Angel still sat with her eyes on the ground, and made no sign whatever. Truly, this Angel was a stranger, an alien, and ill-understood!

"It was for your own sake I have been holding back," he resumed with an effort—was he sure that he was speaking the truth? "I am a busy, self-centred man—I live in a groove—I feared your gay young life would be dull—with me."

"Never dull with you, Philip—you know that," she murmured under her breath.

"Will you think it over, and give me an answer when I come out on Wednesday?"

Angel made no reply. Her cousin looked at her downcast eyes, her twitching nostrils, and resumed, "If you wish to return home, of course I will do all in my power to help you." As he continued his voice was less steady, some inward barrier seemed to have given way under a confused pressure of emotion. "If you decide to stay—and I hope from my heart you will—then," and he stooped and kissed her hand, "when I come again, wear a flower in your dress."


Mrs. Gordon was sitting under the fly of her tent engrossed in a novel, when Major Gascoigne galloped up on Wednesday afternoon, having covered the forty miles which lay between Marwar and the camp in an extraordinarily short time. He had three horses posted on the road, and the bay Arab he rode was in a lather. Why this unusual haste? was Mrs. Gordon's mental interrogation. The reply came in a flash of prophetic insight. She interpreted her visitor's strange air of repressed excitement, his reckless ride; he had spoken to Angel, and had come for her reply.

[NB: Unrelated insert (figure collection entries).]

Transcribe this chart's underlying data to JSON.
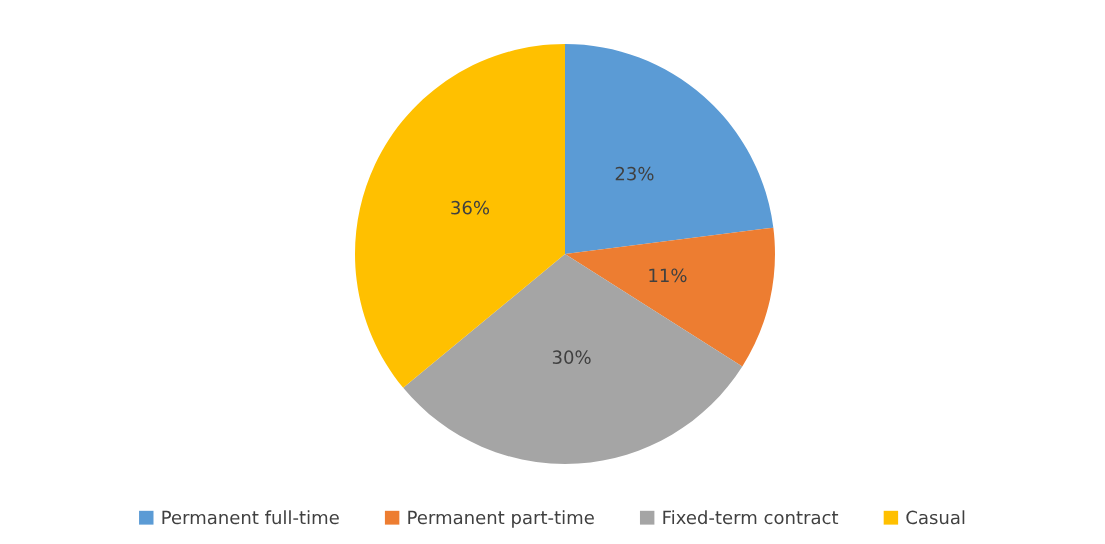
{
  "chart_data": {
    "type": "pie",
    "categories": [
      "Permanent full-time",
      "Permanent part-time",
      "Fixed-term contract",
      "Casual"
    ],
    "values": [
      23,
      11,
      30,
      36
    ],
    "colors": [
      "#5b9bd5",
      "#ed7d31",
      "#a5a5a5",
      "#ffc000"
    ],
    "value_labels": [
      "23%",
      "11%",
      "30%",
      "36%"
    ],
    "legend": "bottom"
  }
}
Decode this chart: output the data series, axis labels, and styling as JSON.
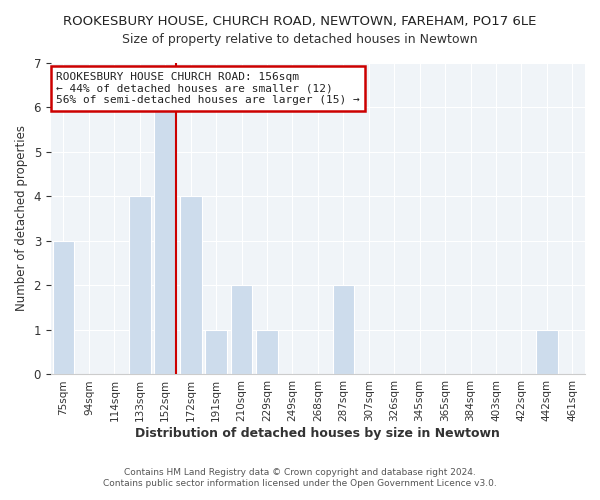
{
  "title": "ROOKESBURY HOUSE, CHURCH ROAD, NEWTOWN, FAREHAM, PO17 6LE",
  "subtitle": "Size of property relative to detached houses in Newtown",
  "xlabel": "Distribution of detached houses by size in Newtown",
  "ylabel": "Number of detached properties",
  "bar_labels": [
    "75sqm",
    "94sqm",
    "114sqm",
    "133sqm",
    "152sqm",
    "172sqm",
    "191sqm",
    "210sqm",
    "229sqm",
    "249sqm",
    "268sqm",
    "287sqm",
    "307sqm",
    "326sqm",
    "345sqm",
    "365sqm",
    "384sqm",
    "403sqm",
    "422sqm",
    "442sqm",
    "461sqm"
  ],
  "bar_values": [
    3,
    0,
    0,
    4,
    6,
    4,
    1,
    2,
    1,
    0,
    0,
    2,
    0,
    0,
    0,
    0,
    0,
    0,
    0,
    1,
    0
  ],
  "bar_color": "#cddcec",
  "marker_index": 4,
  "marker_label_line1": "ROOKESBURY HOUSE CHURCH ROAD: 156sqm",
  "marker_label_line2": "← 44% of detached houses are smaller (12)",
  "marker_label_line3": "56% of semi-detached houses are larger (15) →",
  "marker_color": "#cc0000",
  "ylim": [
    0,
    7
  ],
  "yticks": [
    0,
    1,
    2,
    3,
    4,
    5,
    6,
    7
  ],
  "footnote1": "Contains HM Land Registry data © Crown copyright and database right 2024.",
  "footnote2": "Contains public sector information licensed under the Open Government Licence v3.0.",
  "bg_color": "#f0f4f8"
}
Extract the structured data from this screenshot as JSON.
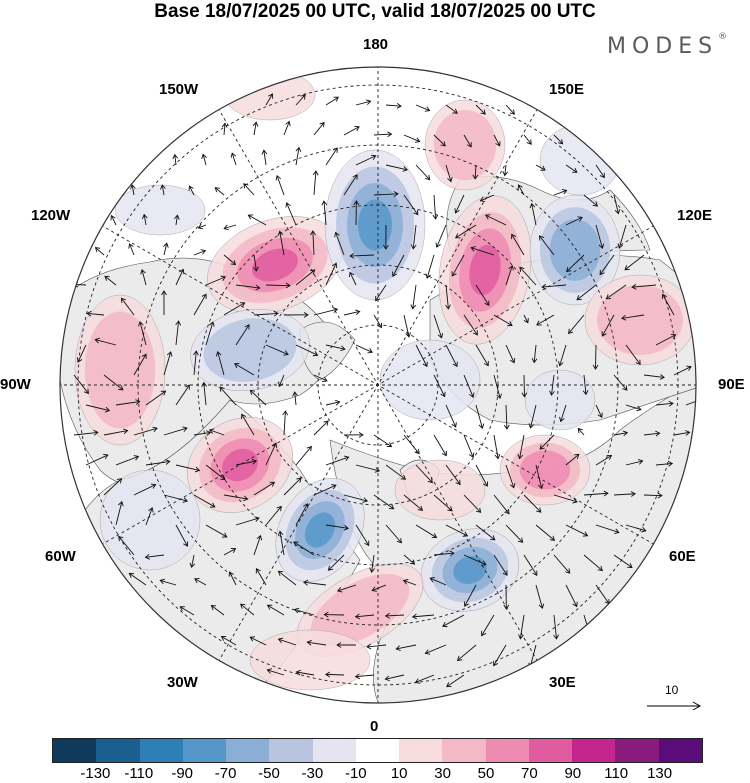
{
  "title": "Base 18/07/2025 00 UTC, valid 18/07/2025 00 UTC",
  "brand": "MODES",
  "brand_mark": "®",
  "longitude_labels": {
    "top": "180",
    "bottom": "0",
    "left": "90W",
    "right": "90E",
    "upper_left_outer": "150W",
    "upper_right_outer": "150E",
    "upper_left_inner": "120W",
    "upper_right_inner": "120E",
    "lower_left_inner": "60W",
    "lower_right_inner": "60E",
    "lower_left_outer": "30W",
    "lower_right_outer": "30E"
  },
  "reference_vector": {
    "label": "10",
    "icon": "arrow-right-icon"
  },
  "colorbar": {
    "colors": [
      "#0f3a5c",
      "#1a5f8f",
      "#2f7fb7",
      "#5697c9",
      "#8aaed6",
      "#b9c4e0",
      "#e4e5f1",
      "#ffffff",
      "#f7dcdd",
      "#f3b9c6",
      "#ee8bb1",
      "#e05c9f",
      "#c4258c",
      "#8b1a7d",
      "#5a0d78"
    ],
    "tick_labels": [
      "-130",
      "-110",
      "-90",
      "-70",
      "-50",
      "-30",
      "-10",
      "10",
      "30",
      "50",
      "70",
      "90",
      "110",
      "130"
    ]
  },
  "anomaly_levels": {
    "positive": [
      "#f7dcdd",
      "#f3b9c6",
      "#ee8bb1",
      "#e05c9f"
    ],
    "negative": [
      "#e4e5f1",
      "#b9c4e0",
      "#8aaed6",
      "#5697c9"
    ]
  },
  "land_color": "#ebebeb",
  "ocean_color": "#ffffff"
}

"Where is Angel?" he asked, as soon as he had dismounted and exchanged a few words of greeting.

"Down by the well near the tamarinds, reading. Perhaps you will take her these letters?" suggested clever Mrs. Gordon, selecting two from a budget he had delivered; "and bring her back to tea."

"All right," he replied, "I'll be postman;" and without further parley, but with suspicious alacrity, he departed. In a short time he came in sight of Angel. She was sitting under the shade of an ancient tamarind—no tree in all the world is more beautiful; a book lay unheeded on her lap.